Stupa-Anträge (fast) einstimmig beschlossen

Unsere Anträge zur Vertretung für Studierende mit Kind und der Plastikreduktion sind bei der letzten Studierendenparlamentssitzung am 09. November (fast) einstimmig beschlossen worden.

Die Schaffung eines autonomen Elternreferates wurde zwar nicht direkt umgesetzt, wird aber mit dem nächsten Haushalt (ab 01.04.2016) kommen.
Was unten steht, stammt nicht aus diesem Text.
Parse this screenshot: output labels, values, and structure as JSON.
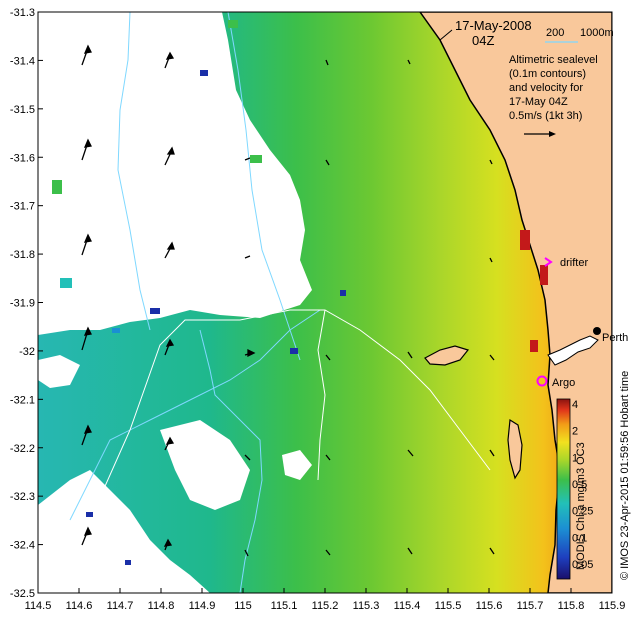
{
  "map": {
    "date_label": "17-May-2008",
    "time_label": "04Z",
    "isobaths": [
      "200",
      "1000m"
    ],
    "legend_lines": [
      "Altimetric sealevel",
      "(0.1m contours)",
      "and velocity for",
      "17-May 04Z",
      "0.5m/s (1kt 3h)"
    ],
    "markers": {
      "drifter": "drifter",
      "argo": "Argo",
      "city": "Perth"
    },
    "x_ticks": [
      "114.5",
      "114.6",
      "114.7",
      "114.8",
      "114.9",
      "115",
      "115.1",
      "115.2",
      "115.3",
      "115.4",
      "115.5",
      "115.6",
      "115.7",
      "115.8",
      "115.9"
    ],
    "y_ticks": [
      "-31.3",
      "-31.4",
      "-31.5",
      "-31.6",
      "-31.7",
      "-31.8",
      "-31.9",
      "-32",
      "-32.1",
      "-32.2",
      "-32.3",
      "-32.4",
      "-32.5"
    ],
    "colorbar_labels": [
      "4",
      "2",
      "1",
      "0.5",
      "0.25",
      "0.1",
      "0.05"
    ],
    "colorbar_title": "MODIS Chl-a mg/m3 OC3",
    "credit": "© IMOS 23-Apr-2015 01:59:56 Hobart time",
    "colors": {
      "land": "#f9c89b",
      "coast": "#000000",
      "cloud": "#ffffff",
      "cyan_contour": "#7fd8ff",
      "white_contour": "#ffffff",
      "drifter_marker": "#ff00ff",
      "argo_marker": "#ff00ff"
    }
  }
}
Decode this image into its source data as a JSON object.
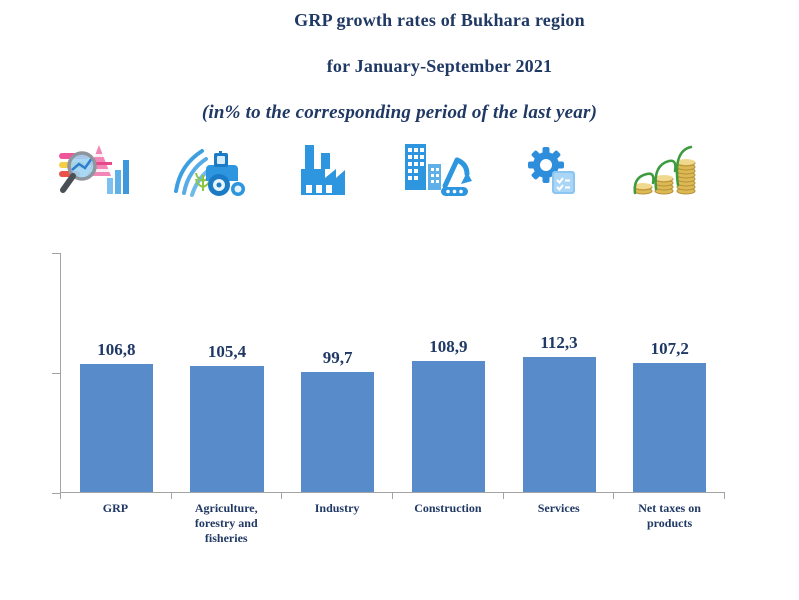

Bis dahin wird die Vertretung der Studierenden mit Kind in Form eines Arbeitskreises realisiert, ein erstes Treffen findet bereits am 30.11. statt. Wir freuen uns, dass unserem Antrag nachgekommen wird und er in dieser leicht abgeänderten Form einstimmig beschlossen wurde.

Unser Antrag zur Plastikreduktion, in dem wir unter anderem forderten, die Plastikdeckel der To-Go-Kaffeebecher durch Pappdeckel zu ersetzen, wurde bei 3 Enthaltungen angenommen. Gestrichen wurde lediglich der Antragspunkt zur Preiserhöhung der Wegwerfbecher — wir hatten gefordert, diese Möglichkeit offen zu alten, um die Studierenden zum nachhaltigen Umgang mit Ressourcen anzuhalten.